Perhaps it can best be described as what would happen during an embrace. A time of being so close to Someone, drawn into an embrace, and all you can see is their shoulder. 

And so, instead of seeing this darkness as abandonment or as evidence that God doesn’t care or doesn’t exist, I can trust in His word, His promise, His faithfulness on the Cross.  I can lean into a believing-trust that “even the darkness is not dark to you: the night is bright as the day, for darkness is as light with you. (Psalm 139:12)”

I have spoken many times on my four practices for staying the course and keeping a hardened heart away during hardship.

These four daily, sometimes hourly, acts are Adoration, Focus, Eucharisto (Giving Thanks), and Abiding.

I think, perhaps, God is drawing me into a deeper understanding of what these look like.

It can look shadowy, uncertain, and unfamiliar.

It can seem like the God you’ve known is now mysterious and unknown, because He is more than you can ever know and He is showing a different part of Himself.

And so, just maybe, you might be feeling this same feeling? 

Just maybe you feel like the shadows haven’t lifted and that the God you thought you knew, you really didn’t know after all?

Maybe it seems as if you are in the very heart of trouble, and you are alone, hearing crickets more than you hear any answers to prayer.
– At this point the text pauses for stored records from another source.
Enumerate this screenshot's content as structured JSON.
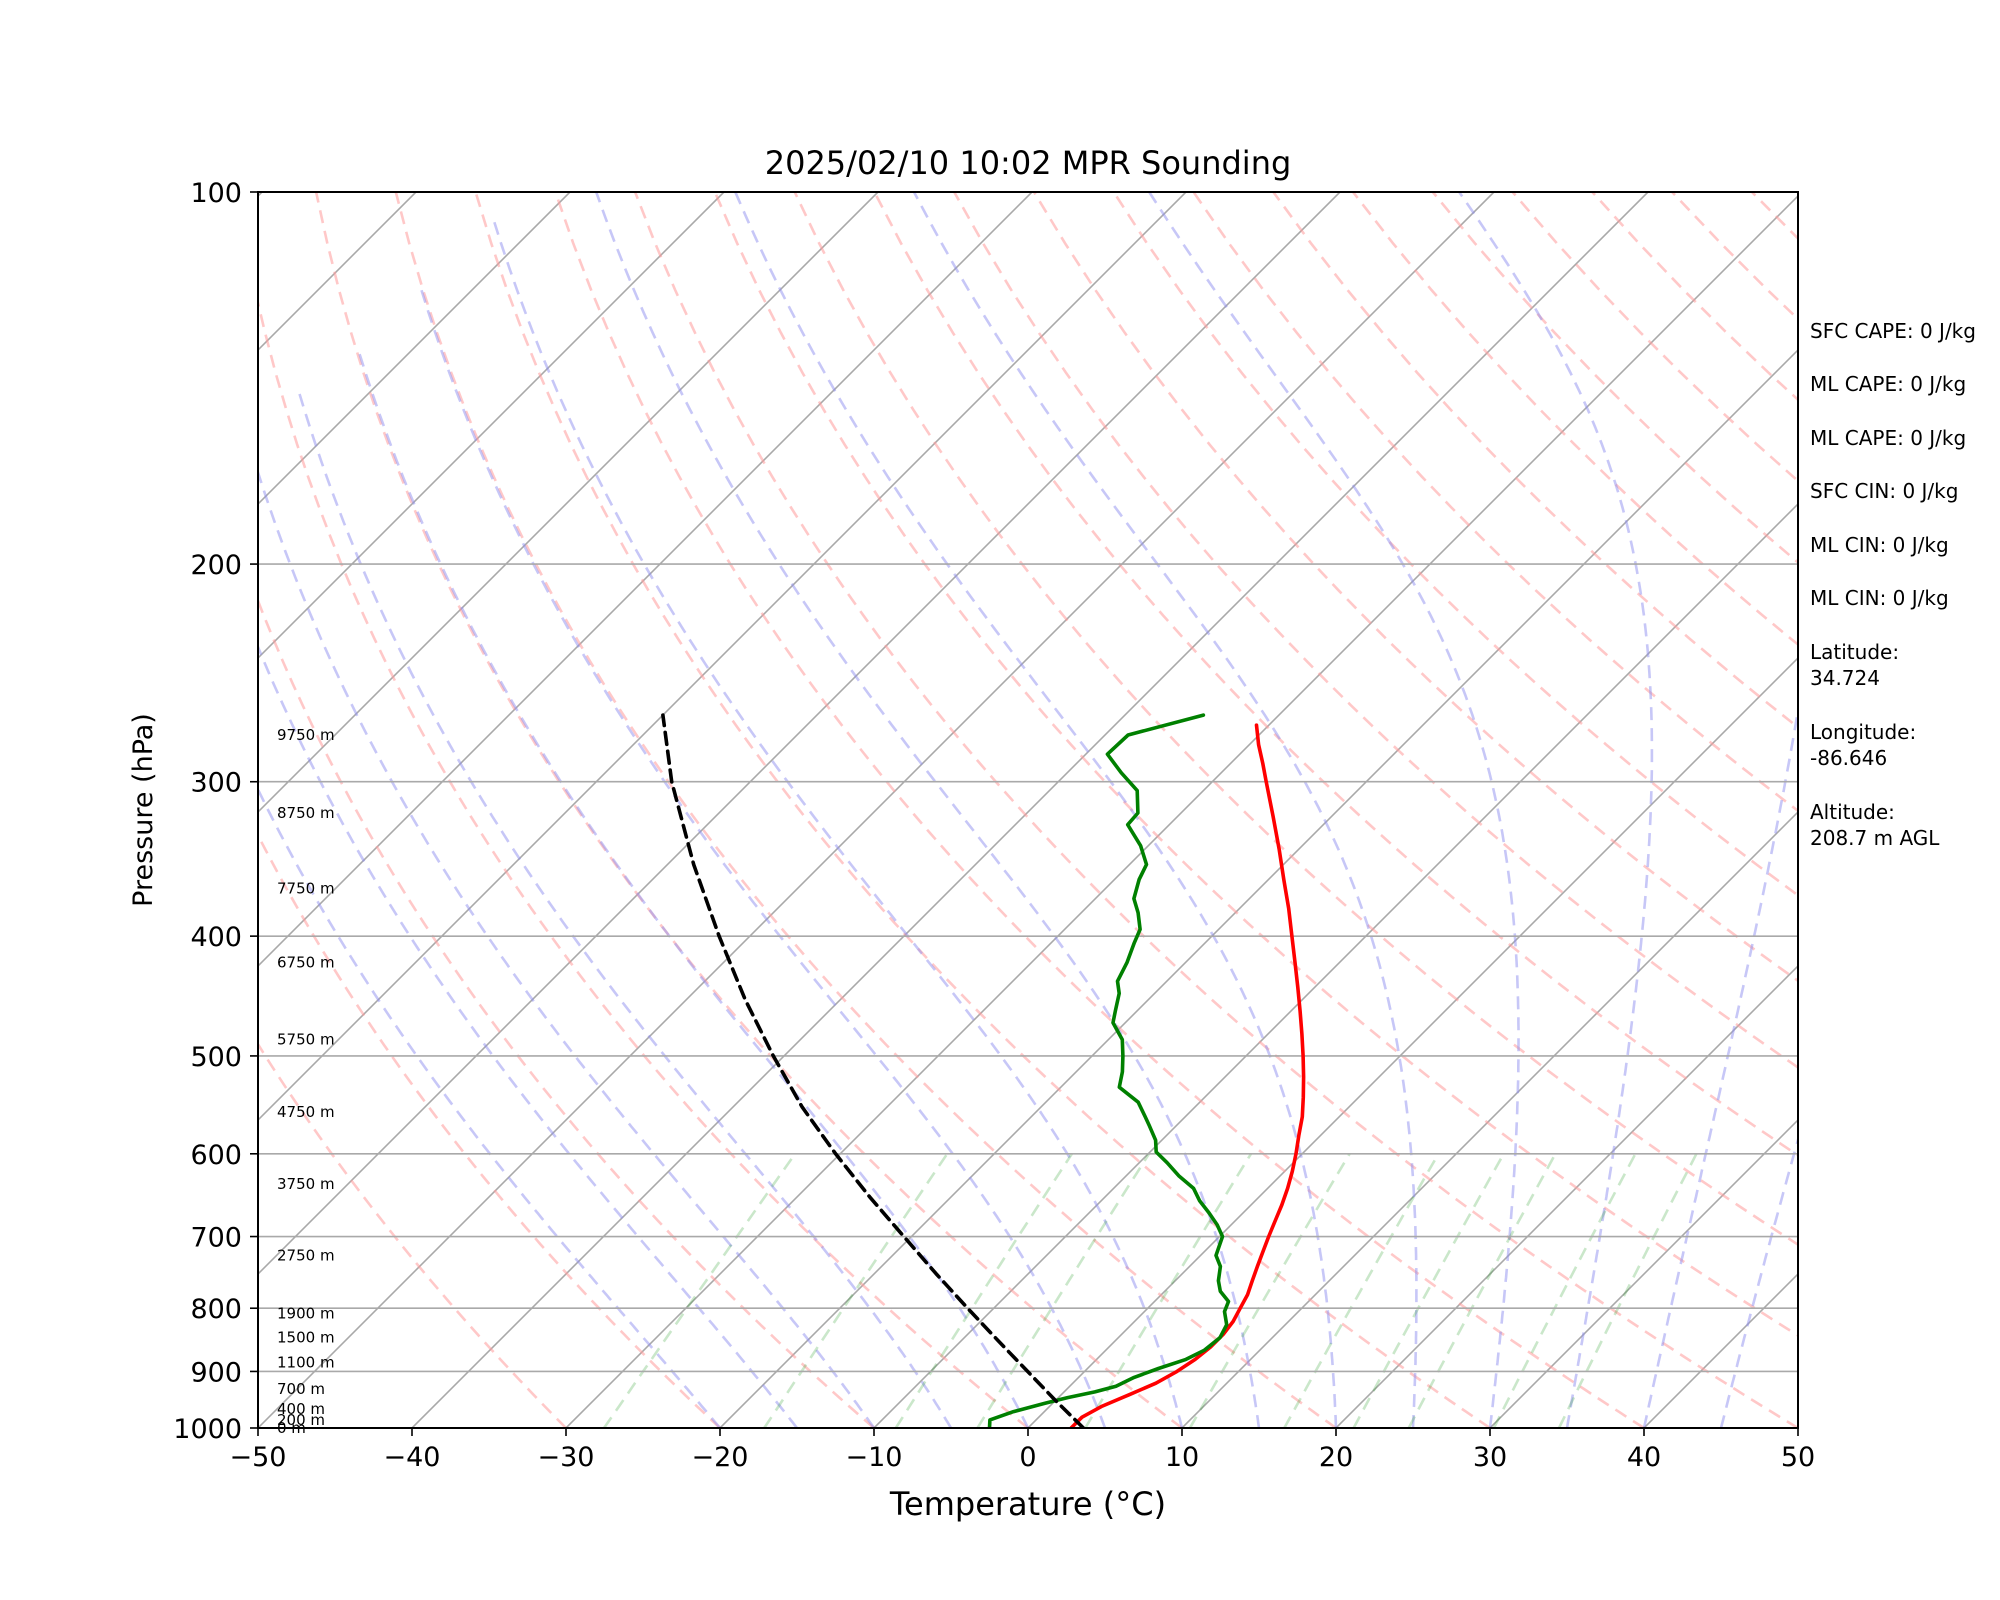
{
  "chart_data": {
    "type": "skew-t",
    "title": "2025/02/10 10:02 MPR Sounding",
    "xlabel": "Temperature (°C)",
    "ylabel": "Pressure (hPa)",
    "xlim": [
      -50,
      50
    ],
    "ylim": [
      1000,
      100
    ],
    "y_scale": "log",
    "x_ticks": [
      "−50",
      "−40",
      "−30",
      "−20",
      "−10",
      "0",
      "10",
      "20",
      "30",
      "40",
      "50"
    ],
    "y_ticks": [
      100,
      200,
      300,
      400,
      500,
      600,
      700,
      800,
      900,
      1000
    ],
    "grid": true,
    "height_labels": [
      {
        "p": 1000,
        "label": "0 m"
      },
      {
        "p": 985,
        "label": "200 m"
      },
      {
        "p": 965,
        "label": "400 m"
      },
      {
        "p": 930,
        "label": "700 m"
      },
      {
        "p": 885,
        "label": "1100 m"
      },
      {
        "p": 845,
        "label": "1500 m"
      },
      {
        "p": 808,
        "label": "1900 m"
      },
      {
        "p": 725,
        "label": "2750 m"
      },
      {
        "p": 635,
        "label": "3750 m"
      },
      {
        "p": 555,
        "label": "4750 m"
      },
      {
        "p": 485,
        "label": "5750 m"
      },
      {
        "p": 420,
        "label": "6750 m"
      },
      {
        "p": 366,
        "label": "7750 m"
      },
      {
        "p": 318,
        "label": "8750 m"
      },
      {
        "p": 275,
        "label": "9750 m"
      }
    ],
    "series": [
      {
        "variable": "temperature",
        "color": "#ff0000",
        "points": [
          [
            1000,
            2.8
          ],
          [
            980,
            2.8
          ],
          [
            960,
            3.4
          ],
          [
            940,
            4.4
          ],
          [
            920,
            5.4
          ],
          [
            900,
            6.0
          ],
          [
            880,
            6.4
          ],
          [
            860,
            6.6
          ],
          [
            840,
            6.6
          ],
          [
            820,
            6.4
          ],
          [
            800,
            6.0
          ],
          [
            780,
            5.6
          ],
          [
            760,
            5.0
          ],
          [
            740,
            4.4
          ],
          [
            720,
            3.8
          ],
          [
            700,
            3.2
          ],
          [
            680,
            2.6
          ],
          [
            660,
            2.0
          ],
          [
            640,
            1.3
          ],
          [
            620,
            0.5
          ],
          [
            600,
            -0.4
          ],
          [
            580,
            -1.4
          ],
          [
            560,
            -2.4
          ],
          [
            540,
            -3.6
          ],
          [
            520,
            -4.9
          ],
          [
            500,
            -6.3
          ],
          [
            480,
            -7.8
          ],
          [
            460,
            -9.4
          ],
          [
            440,
            -11.1
          ],
          [
            420,
            -12.9
          ],
          [
            400,
            -14.8
          ],
          [
            380,
            -16.8
          ],
          [
            360,
            -19.0
          ],
          [
            340,
            -21.3
          ],
          [
            320,
            -23.8
          ],
          [
            300,
            -26.5
          ],
          [
            290,
            -27.9
          ],
          [
            280,
            -29.4
          ],
          [
            270,
            -30.8
          ]
        ]
      },
      {
        "variable": "dewpoint",
        "color": "#008000",
        "points": [
          [
            1000,
            -2.5
          ],
          [
            985,
            -3.0
          ],
          [
            970,
            -2.0
          ],
          [
            955,
            -0.5
          ],
          [
            945,
            0.6
          ],
          [
            935,
            2.0
          ],
          [
            925,
            3.0
          ],
          [
            910,
            3.6
          ],
          [
            895,
            4.6
          ],
          [
            880,
            5.8
          ],
          [
            865,
            6.4
          ],
          [
            845,
            6.6
          ],
          [
            825,
            6.2
          ],
          [
            805,
            5.2
          ],
          [
            790,
            4.8
          ],
          [
            775,
            3.6
          ],
          [
            760,
            2.8
          ],
          [
            740,
            2.0
          ],
          [
            725,
            1.0
          ],
          [
            700,
            0.2
          ],
          [
            685,
            -0.9
          ],
          [
            670,
            -2.2
          ],
          [
            655,
            -3.6
          ],
          [
            640,
            -4.8
          ],
          [
            625,
            -6.6
          ],
          [
            610,
            -8.2
          ],
          [
            598,
            -9.6
          ],
          [
            585,
            -10.4
          ],
          [
            570,
            -11.7
          ],
          [
            560,
            -12.6
          ],
          [
            545,
            -14.0
          ],
          [
            530,
            -16.2
          ],
          [
            515,
            -17.0
          ],
          [
            500,
            -18.0
          ],
          [
            485,
            -19.1
          ],
          [
            470,
            -20.8
          ],
          [
            460,
            -21.4
          ],
          [
            445,
            -22.3
          ],
          [
            435,
            -23.2
          ],
          [
            420,
            -23.8
          ],
          [
            405,
            -24.6
          ],
          [
            395,
            -25.1
          ],
          [
            383,
            -26.3
          ],
          [
            373,
            -27.5
          ],
          [
            360,
            -28.4
          ],
          [
            350,
            -28.9
          ],
          [
            338,
            -30.5
          ],
          [
            325,
            -32.7
          ],
          [
            318,
            -32.8
          ],
          [
            305,
            -34.3
          ],
          [
            295,
            -36.5
          ],
          [
            285,
            -38.6
          ],
          [
            275,
            -38.5
          ],
          [
            265,
            -34.9
          ]
        ]
      },
      {
        "variable": "parcel_path",
        "color": "#000000",
        "points": [
          [
            1000,
            3.6
          ],
          [
            950,
            0.0
          ],
          [
            900,
            -3.7
          ],
          [
            850,
            -7.6
          ],
          [
            800,
            -11.7
          ],
          [
            750,
            -16.0
          ],
          [
            700,
            -20.5
          ],
          [
            650,
            -25.3
          ],
          [
            600,
            -30.3
          ],
          [
            550,
            -35.5
          ],
          [
            500,
            -40.7
          ],
          [
            450,
            -46.2
          ],
          [
            400,
            -52.0
          ],
          [
            350,
            -58.3
          ],
          [
            300,
            -65.1
          ],
          [
            265,
            -70.0
          ]
        ]
      }
    ],
    "reference_lines": {
      "isotherms": "gray, skewed",
      "dry_adiabats": "red dashed",
      "moist_adiabats": "blue dashed",
      "mixing_ratio": "green dashed"
    }
  },
  "info": {
    "sfc_cape": "SFC CAPE: 0 J/kg",
    "ml_cape": "ML CAPE: 0 J/kg",
    "ml_cape2": "ML CAPE: 0 J/kg",
    "sfc_cin": "SFC CIN: 0 J/kg",
    "ml_cin": "ML CIN: 0 J/kg",
    "ml_cin2": "ML CIN: 0 J/kg",
    "latitude": "Latitude:\n34.724",
    "longitude": "Longitude:\n-86.646",
    "altitude": "Altitude:\n208.7 m AGL"
  }
}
It is here, in this place, where we get to choose.

We can turn and walk away, rejecting the shelter of the Most High that doesn’t look like we thought it would.

Or, we can “remember the days of old; ..meditat[ing] on all that [God] has done” (Psalm 143:5) and pray to “hear in the morning of [His] steadfast love” (Psalm 143:8).  
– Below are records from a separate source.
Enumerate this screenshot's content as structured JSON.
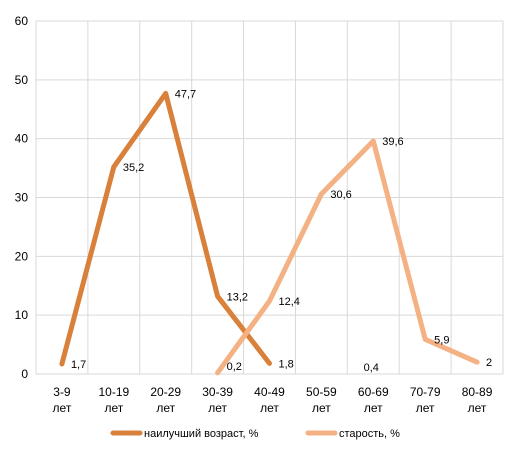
{
  "chart_data": {
    "type": "line",
    "categories": [
      "3-9 лет",
      "10-19 лет",
      "20-29 лет",
      "30-39 лет",
      "40-49 лет",
      "50-59 лет",
      "60-69 лет",
      "70-79 лет",
      "80-89 лет"
    ],
    "category_lines": [
      [
        "3-9",
        "лет"
      ],
      [
        "10-19",
        "лет"
      ],
      [
        "20-29",
        "лет"
      ],
      [
        "30-39",
        "лет"
      ],
      [
        "40-49",
        "лет"
      ],
      [
        "50-59",
        "лет"
      ],
      [
        "60-69",
        "лет"
      ],
      [
        "70-79",
        "лет"
      ],
      [
        "80-89",
        "лет"
      ]
    ],
    "y_ticks": [
      "0",
      "10",
      "20",
      "30",
      "40",
      "50",
      "60"
    ],
    "ylim": [
      0,
      60
    ],
    "grid": true,
    "legend_position": "bottom",
    "series": [
      {
        "name": "наилучший возраст, %",
        "color": "#D9803A",
        "values": [
          1.7,
          35.2,
          47.7,
          13.2,
          1.8,
          null,
          null,
          null,
          null
        ],
        "labels": [
          "1,7",
          "35,2",
          "47,7",
          "13,2",
          "1,8",
          null,
          null,
          null,
          null
        ]
      },
      {
        "name": "старость, %",
        "color": "#F4B183",
        "values": [
          null,
          null,
          null,
          0.2,
          12.4,
          30.6,
          39.6,
          5.9,
          2
        ],
        "labels": [
          null,
          null,
          null,
          "0,2",
          "12,4",
          "30,6",
          "39,6",
          "5,9",
          "2"
        ]
      }
    ],
    "extra_labels": [
      "0,4"
    ]
  }
}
We can take heart, holding on to the eternal truth that 

“The steadfast love of the Lord never ceases; his mercies never come to an end; they are new every morning; great is your faithfulness. (Lamentations 3:22-23).”

I read a letter recently written by Samuel Rutherford to a friend and he wrote this:

“…I am taught in this ill weather to go on the lee-side of Christ, and to put Him in between me and the storm….”

The “lee-side” means that he has learned to allow Christ to protect him from the storm, to stand behind Christ (perhaps, in His shadow!) and rest there in that promise of protection.

And here is peace for this moment and every moment after—the thing to hold tight to even now in the silence:

The hope of Christ is not limited to my feelings or understanding.

The hope of Christ is not limited to a storm-free and light-hearted life.

The hope of Christ is fortified in the storms and shines even brighter in impossibility.

It is here, in these quiet places, that we can experience His truest and most faithful grace.

Here is where we can learn that, no matter what we feel or what the world looks like, He is with us and He loves us and He has a good plan.

And so, quoting from a sermon at church recently, we can say that, “Even in the silence, His name rings out.” 

And, we can also say (with confidence, strength and joy), the quote at the beginning of the post, “It is enough.”